Au-delà des aspects matériels, il faut de la transparence sur la gestion des protocoles et des indicateurs sanitaires qui le sous-tendent. Actuellement, alors que l’on vit un «raz-de-marée» d’après le ministre de la santé, le niveau de protocole n’est que de deux en collège et en lycée (il y a quatre niveaux en tout). Faut-il une comète pour qu’on passe au niveau trois ? Il faut aussi insister sur les conséquences pédagogiques à long terme de la pandémie, qui ont déjà conduit le ministère à repousser les évaluations nationales de mi-CP et qui devraient également conduire à réorganiser les épreuves de spécialité du baccalauréat général et technologique, qui doivent normalement débuter le 14 mars.
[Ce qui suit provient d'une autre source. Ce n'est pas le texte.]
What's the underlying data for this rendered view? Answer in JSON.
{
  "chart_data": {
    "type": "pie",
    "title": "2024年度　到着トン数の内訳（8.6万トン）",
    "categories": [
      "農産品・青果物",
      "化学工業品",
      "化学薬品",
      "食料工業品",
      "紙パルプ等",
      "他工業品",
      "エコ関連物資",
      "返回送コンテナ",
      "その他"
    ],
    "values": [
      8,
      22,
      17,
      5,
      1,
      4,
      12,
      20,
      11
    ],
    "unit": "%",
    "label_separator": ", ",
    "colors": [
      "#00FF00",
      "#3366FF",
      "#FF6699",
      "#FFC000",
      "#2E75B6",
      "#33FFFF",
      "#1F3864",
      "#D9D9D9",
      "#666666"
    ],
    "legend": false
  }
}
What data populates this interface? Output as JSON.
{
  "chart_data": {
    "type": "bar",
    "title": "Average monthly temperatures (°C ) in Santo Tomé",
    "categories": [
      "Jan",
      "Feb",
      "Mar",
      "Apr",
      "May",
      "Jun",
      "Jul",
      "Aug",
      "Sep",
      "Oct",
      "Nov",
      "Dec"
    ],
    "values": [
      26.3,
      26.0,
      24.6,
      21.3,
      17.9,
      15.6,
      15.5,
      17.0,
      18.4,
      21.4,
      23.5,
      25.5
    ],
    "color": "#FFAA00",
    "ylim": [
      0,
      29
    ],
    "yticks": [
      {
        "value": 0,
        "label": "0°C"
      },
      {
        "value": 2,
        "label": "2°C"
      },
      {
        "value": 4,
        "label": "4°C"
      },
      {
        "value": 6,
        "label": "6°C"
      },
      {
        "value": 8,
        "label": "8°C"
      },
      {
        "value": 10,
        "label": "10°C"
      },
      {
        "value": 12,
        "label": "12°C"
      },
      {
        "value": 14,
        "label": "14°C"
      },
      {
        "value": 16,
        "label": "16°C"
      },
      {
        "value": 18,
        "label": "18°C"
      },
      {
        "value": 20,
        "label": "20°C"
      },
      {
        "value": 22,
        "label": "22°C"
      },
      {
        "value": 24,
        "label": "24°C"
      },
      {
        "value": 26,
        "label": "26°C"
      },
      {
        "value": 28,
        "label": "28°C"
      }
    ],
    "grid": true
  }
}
Enfin, il faut absolument que les personnels soient respectés sur un plan matériel comme sur un plan moral. On ne doit pas balancer des changements structurels du jour au lendemain, on doit nous informer à l’avance pour que chaque école, collège ou lycée ait le temps de s’organiser et de dialoguer avec les parents et les élèves. Et il faut joindre l’action à la parole. C’est très gentil de nous dire que nous effectuons un travail formidable dans des conditions difficiles depuis près de 2 ans ; ce sera encore mieux quand cette surcharge et cet engagement seront reconnus par une prime. Là, pour le moment, on nous délègue des missions sanitaires, on nous contraint à un enseignement en pointillé, le tout pour les beaux yeux du ministre… que l’on ne peut de toute façon pas voir, car à Ibiza, ils sont cachés derrière des lunettes de soleil.